More stupidity and hole digging by Hillary here:
Obama spokesman Bill Burton said that in Indiana, Obama split working-class voters with Clinton and won a higher percentage of white voters than in Ohio in March. He said Obama will be the strongest nominee because he appeals "to Americans from every background and all walks of life. These statements from Sen. Clinton are not true and frankly disappointing."
Clinton rejected any idea that her emphasis on white voters could be interpreted as racially divisive. "These are the people you have to win if you're a Democrat in sufficient numbers to actually win the election. Everybody knows that."
It doesn't take long for Clinton statements to be picked apart by folks with a better political pedigree than I have:
Larry Sabato, head of the University of Virginia Center for Politics, said Clinton's comment was a "poorly worded" variation on the way analysts have been "slicing and dicing the vote in racial terms."
However, he said her primary support doesn't prove she's more electable. Either Democrat will get "the vast majority" of the other's primary election votes in a general election, he said.

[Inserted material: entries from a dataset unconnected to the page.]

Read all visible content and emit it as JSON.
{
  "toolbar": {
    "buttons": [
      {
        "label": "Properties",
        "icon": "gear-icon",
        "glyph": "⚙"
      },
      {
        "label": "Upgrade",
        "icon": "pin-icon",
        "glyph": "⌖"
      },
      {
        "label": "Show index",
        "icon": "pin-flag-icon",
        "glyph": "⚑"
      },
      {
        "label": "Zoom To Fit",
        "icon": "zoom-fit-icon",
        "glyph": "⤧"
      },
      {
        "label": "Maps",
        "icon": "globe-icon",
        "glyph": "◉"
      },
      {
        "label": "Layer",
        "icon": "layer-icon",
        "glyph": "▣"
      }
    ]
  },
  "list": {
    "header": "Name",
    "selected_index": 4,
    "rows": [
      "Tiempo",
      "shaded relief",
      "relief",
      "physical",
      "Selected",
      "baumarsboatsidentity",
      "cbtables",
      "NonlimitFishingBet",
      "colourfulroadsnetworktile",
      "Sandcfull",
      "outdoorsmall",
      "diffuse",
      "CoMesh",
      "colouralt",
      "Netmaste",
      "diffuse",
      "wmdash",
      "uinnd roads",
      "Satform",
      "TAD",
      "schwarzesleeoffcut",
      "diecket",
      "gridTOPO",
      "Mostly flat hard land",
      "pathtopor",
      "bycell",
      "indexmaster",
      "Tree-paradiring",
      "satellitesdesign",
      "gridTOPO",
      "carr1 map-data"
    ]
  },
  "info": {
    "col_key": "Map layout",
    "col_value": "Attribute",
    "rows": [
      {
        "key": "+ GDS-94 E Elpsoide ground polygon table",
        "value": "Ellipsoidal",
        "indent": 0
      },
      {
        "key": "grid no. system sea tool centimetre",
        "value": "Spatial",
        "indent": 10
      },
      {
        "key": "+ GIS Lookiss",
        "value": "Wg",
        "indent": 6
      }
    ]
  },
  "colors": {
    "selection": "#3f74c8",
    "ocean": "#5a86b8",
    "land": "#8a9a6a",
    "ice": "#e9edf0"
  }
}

Smart man that Larry Sabato (who I actually have the pleasure of hearing/seeing on a regular enough basis since he's local to the D.C. area and appears on TV there frequently, on radio even more frequently...)
He is absolutely correct though that with few exceptions the Democratic nominee, whether Obama or Clinton, is likely to pick up the vast majority of support of the other candidate from the campaign season, or at least they would in most years. This year though, uh, wait, not so fast... it might be a bit different.

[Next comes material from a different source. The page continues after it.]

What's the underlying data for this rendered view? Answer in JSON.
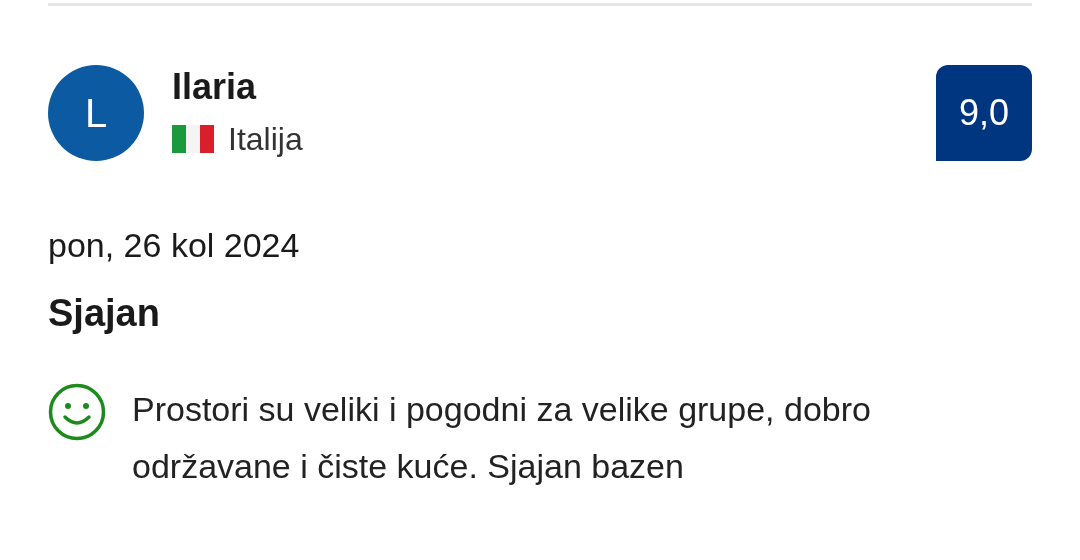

For the most part, I suspect it would be true to say that if Obama is the nominee a sizable majority of the voters that were supporting Hillary will still support Obama in the general election. Notice I used the terms sizable majority and not vast majority or nearly all, etc. There will be people that supported Hillary that won't support Obama for a variety of reasons, but one of the biggest reasons they won't support Obama, at least for a bunch of the people who just never will support him, is likely race.
On the other hand, if Obama were not the nominee and Hillary Clinton was the nominee I normally would expect a great majority of his supporters would come together behind Hillary Clinton and support her. Notice I again added the conditional word normally to this statement. This isn't a normal election campaign and race is playing a huge part in it. Depending upon how Obama were to 'lose' the nomination to Hillary Clinton the amount of support she would get from his supporters could change pretty drastically. If the Obama supporters felt that she stole the nomination from him many could wind up sitting out the general election or worse for her, could swing their support over to the other side just to send the message that they no longer will be taken for granted and pushed aside in favor of the will of the White population.

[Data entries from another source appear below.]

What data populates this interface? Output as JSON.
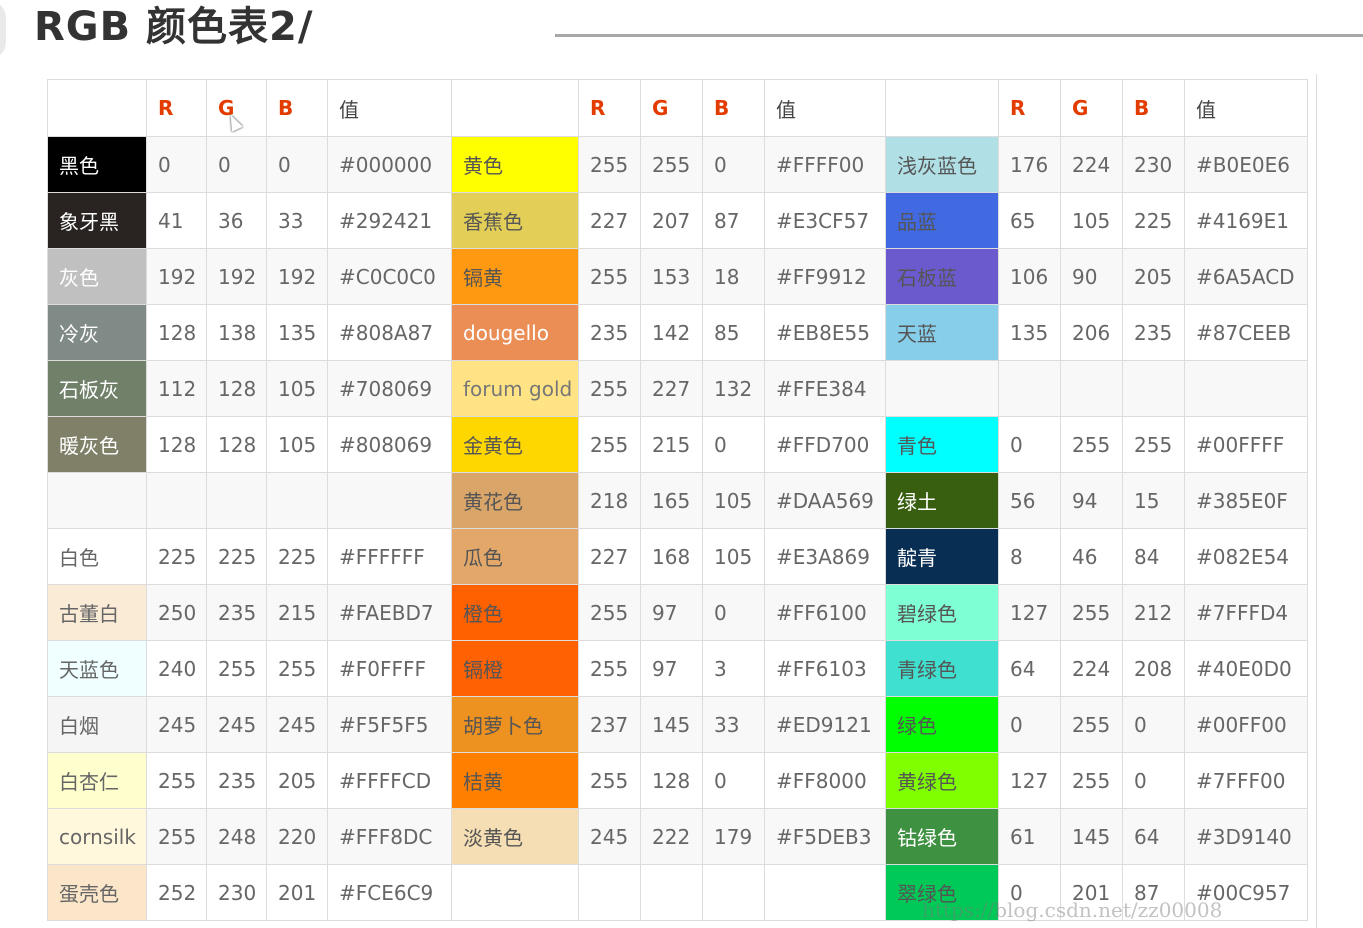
{
  "title": "RGB 颜色表2/",
  "header": [
    "",
    "R",
    "G",
    "B",
    "值",
    "",
    "R",
    "G",
    "B",
    "值",
    "",
    "R",
    "G",
    "B",
    "值"
  ],
  "rows": [
    [
      {
        "name": "黑色",
        "bg": "#000000",
        "fg": "#ffffff",
        "r": "0",
        "g": "0",
        "b": "0",
        "hex": "#000000"
      },
      {
        "name": "黄色",
        "bg": "#FFFF00",
        "fg": "#555555",
        "r": "255",
        "g": "255",
        "b": "0",
        "hex": "#FFFF00"
      },
      {
        "name": "浅灰蓝色",
        "bg": "#B0E0E6",
        "fg": "#555555",
        "r": "176",
        "g": "224",
        "b": "230",
        "hex": "#B0E0E6"
      }
    ],
    [
      {
        "name": "象牙黑",
        "bg": "#292421",
        "fg": "#ffffff",
        "r": "41",
        "g": "36",
        "b": "33",
        "hex": "#292421"
      },
      {
        "name": "香蕉色",
        "bg": "#E3CF57",
        "fg": "#555555",
        "r": "227",
        "g": "207",
        "b": "87",
        "hex": "#E3CF57"
      },
      {
        "name": "品蓝",
        "bg": "#4169E1",
        "fg": "#555555",
        "r": "65",
        "g": "105",
        "b": "225",
        "hex": "#4169E1"
      }
    ],
    [
      {
        "name": "灰色",
        "bg": "#C0C0C0",
        "fg": "#ffffff",
        "r": "192",
        "g": "192",
        "b": "192",
        "hex": "#C0C0C0"
      },
      {
        "name": "镉黄",
        "bg": "#FF9912",
        "fg": "#555555",
        "r": "255",
        "g": "153",
        "b": "18",
        "hex": "#FF9912"
      },
      {
        "name": "石板蓝",
        "bg": "#6A5ACD",
        "fg": "#555555",
        "r": "106",
        "g": "90",
        "b": "205",
        "hex": "#6A5ACD"
      }
    ],
    [
      {
        "name": "冷灰",
        "bg": "#808A87",
        "fg": "#ffffff",
        "r": "128",
        "g": "138",
        "b": "135",
        "hex": "#808A87"
      },
      {
        "name": "dougello",
        "bg": "#EB8E55",
        "fg": "#ffffff",
        "r": "235",
        "g": "142",
        "b": "85",
        "hex": "#EB8E55"
      },
      {
        "name": "天蓝",
        "bg": "#87CEEB",
        "fg": "#555555",
        "r": "135",
        "g": "206",
        "b": "235",
        "hex": "#87CEEB"
      }
    ],
    [
      {
        "name": "石板灰",
        "bg": "#708069",
        "fg": "#ffffff",
        "r": "112",
        "g": "128",
        "b": "105",
        "hex": "#708069"
      },
      {
        "name": "forum gold",
        "bg": "#FFE384",
        "fg": "#777777",
        "r": "255",
        "g": "227",
        "b": "132",
        "hex": "#FFE384"
      },
      {
        "name": "",
        "bg": "",
        "fg": "",
        "r": "",
        "g": "",
        "b": "",
        "hex": ""
      }
    ],
    [
      {
        "name": "暖灰色",
        "bg": "#808069",
        "fg": "#ffffff",
        "r": "128",
        "g": "128",
        "b": "105",
        "hex": "#808069"
      },
      {
        "name": "金黄色",
        "bg": "#FFD700",
        "fg": "#555555",
        "r": "255",
        "g": "215",
        "b": "0",
        "hex": "#FFD700"
      },
      {
        "name": "青色",
        "bg": "#00FFFF",
        "fg": "#555555",
        "r": "0",
        "g": "255",
        "b": "255",
        "hex": "#00FFFF"
      }
    ],
    [
      {
        "name": "",
        "bg": "",
        "fg": "",
        "r": "",
        "g": "",
        "b": "",
        "hex": ""
      },
      {
        "name": "黄花色",
        "bg": "#DAA569",
        "fg": "#555555",
        "r": "218",
        "g": "165",
        "b": "105",
        "hex": "#DAA569"
      },
      {
        "name": "绿土",
        "bg": "#385E0F",
        "fg": "#ffffff",
        "r": "56",
        "g": "94",
        "b": "15",
        "hex": "#385E0F"
      }
    ],
    [
      {
        "name": "白色",
        "bg": "#FFFFFF",
        "fg": "#666666",
        "r": "225",
        "g": "225",
        "b": "225",
        "hex": "#FFFFFF"
      },
      {
        "name": "瓜色",
        "bg": "#E3A869",
        "fg": "#555555",
        "r": "227",
        "g": "168",
        "b": "105",
        "hex": "#E3A869"
      },
      {
        "name": "靛青",
        "bg": "#082E54",
        "fg": "#ffffff",
        "r": "8",
        "g": "46",
        "b": "84",
        "hex": "#082E54"
      }
    ],
    [
      {
        "name": "古董白",
        "bg": "#FAEBD7",
        "fg": "#666666",
        "r": "250",
        "g": "235",
        "b": "215",
        "hex": "#FAEBD7"
      },
      {
        "name": "橙色",
        "bg": "#FF6100",
        "fg": "#555555",
        "r": "255",
        "g": "97",
        "b": "0",
        "hex": "#FF6100"
      },
      {
        "name": "碧绿色",
        "bg": "#7FFFD4",
        "fg": "#555555",
        "r": "127",
        "g": "255",
        "b": "212",
        "hex": "#7FFFD4"
      }
    ],
    [
      {
        "name": "天蓝色",
        "bg": "#F0FFFF",
        "fg": "#666666",
        "r": "240",
        "g": "255",
        "b": "255",
        "hex": "#F0FFFF"
      },
      {
        "name": "镉橙",
        "bg": "#FF6103",
        "fg": "#555555",
        "r": "255",
        "g": "97",
        "b": "3",
        "hex": "#FF6103"
      },
      {
        "name": "青绿色",
        "bg": "#40E0D0",
        "fg": "#555555",
        "r": "64",
        "g": "224",
        "b": "208",
        "hex": "#40E0D0"
      }
    ],
    [
      {
        "name": "白烟",
        "bg": "#F5F5F5",
        "fg": "#666666",
        "r": "245",
        "g": "245",
        "b": "245",
        "hex": "#F5F5F5"
      },
      {
        "name": "胡萝卜色",
        "bg": "#ED9121",
        "fg": "#555555",
        "r": "237",
        "g": "145",
        "b": "33",
        "hex": "#ED9121"
      },
      {
        "name": "绿色",
        "bg": "#00FF00",
        "fg": "#555555",
        "r": "0",
        "g": "255",
        "b": "0",
        "hex": "#00FF00"
      }
    ],
    [
      {
        "name": "白杏仁",
        "bg": "#FFFFCD",
        "fg": "#666666",
        "r": "255",
        "g": "235",
        "b": "205",
        "hex": "#FFFFCD"
      },
      {
        "name": "桔黄",
        "bg": "#FF8000",
        "fg": "#555555",
        "r": "255",
        "g": "128",
        "b": "0",
        "hex": "#FF8000"
      },
      {
        "name": "黄绿色",
        "bg": "#7FFF00",
        "fg": "#555555",
        "r": "127",
        "g": "255",
        "b": "0",
        "hex": "#7FFF00"
      }
    ],
    [
      {
        "name": "cornsilk",
        "bg": "#FFF8DC",
        "fg": "#666666",
        "r": "255",
        "g": "248",
        "b": "220",
        "hex": "#FFF8DC"
      },
      {
        "name": "淡黄色",
        "bg": "#F5DEB3",
        "fg": "#555555",
        "r": "245",
        "g": "222",
        "b": "179",
        "hex": "#F5DEB3"
      },
      {
        "name": "钴绿色",
        "bg": "#3D9140",
        "fg": "#ffffff",
        "r": "61",
        "g": "145",
        "b": "64",
        "hex": "#3D9140"
      }
    ],
    [
      {
        "name": "蛋壳色",
        "bg": "#FCE6C9",
        "fg": "#666666",
        "r": "252",
        "g": "230",
        "b": "201",
        "hex": "#FCE6C9"
      },
      {
        "name": "",
        "bg": "",
        "fg": "",
        "r": "",
        "g": "",
        "b": "",
        "hex": ""
      },
      {
        "name": "翠绿色",
        "bg": "#00C957",
        "fg": "#555555",
        "r": "0",
        "g": "201",
        "b": "87",
        "hex": "#00C957"
      }
    ]
  ],
  "watermark": "https://blog.csdn.net/zz00008",
  "colors": {
    "header_accent": "#e33c00",
    "border": "#dcdcdc",
    "zebra": "#f8f8f8"
  }
}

As I finish writing this article I was on the phone with someone that I know is a die hard liberal. We were chatting for just a few minutes on how the campaign is playing out and both of us were thinking that unless there is something just downright radioactive out there to land on Obama that he has it wrapped up. My friend mentioned that he thinks Howard Dean has the right approach (not sure I'd agree with anything Dean has said and done, but that's just my line of thought...) in saying that how things wrap up really depends upon how the loser in the nomination fight behaves. If the loser bows out gracefully and really pushes their backers to get behind the party's nominee then the Democrats may keep the majority they'll need to win the next election. On the other hand, if the loser behaves like a fool and walks away mad, their backers may opt to stay at home in November, or worse yet they may opt to vote for the Democrat in Republican clothing and register their votes for John McCain.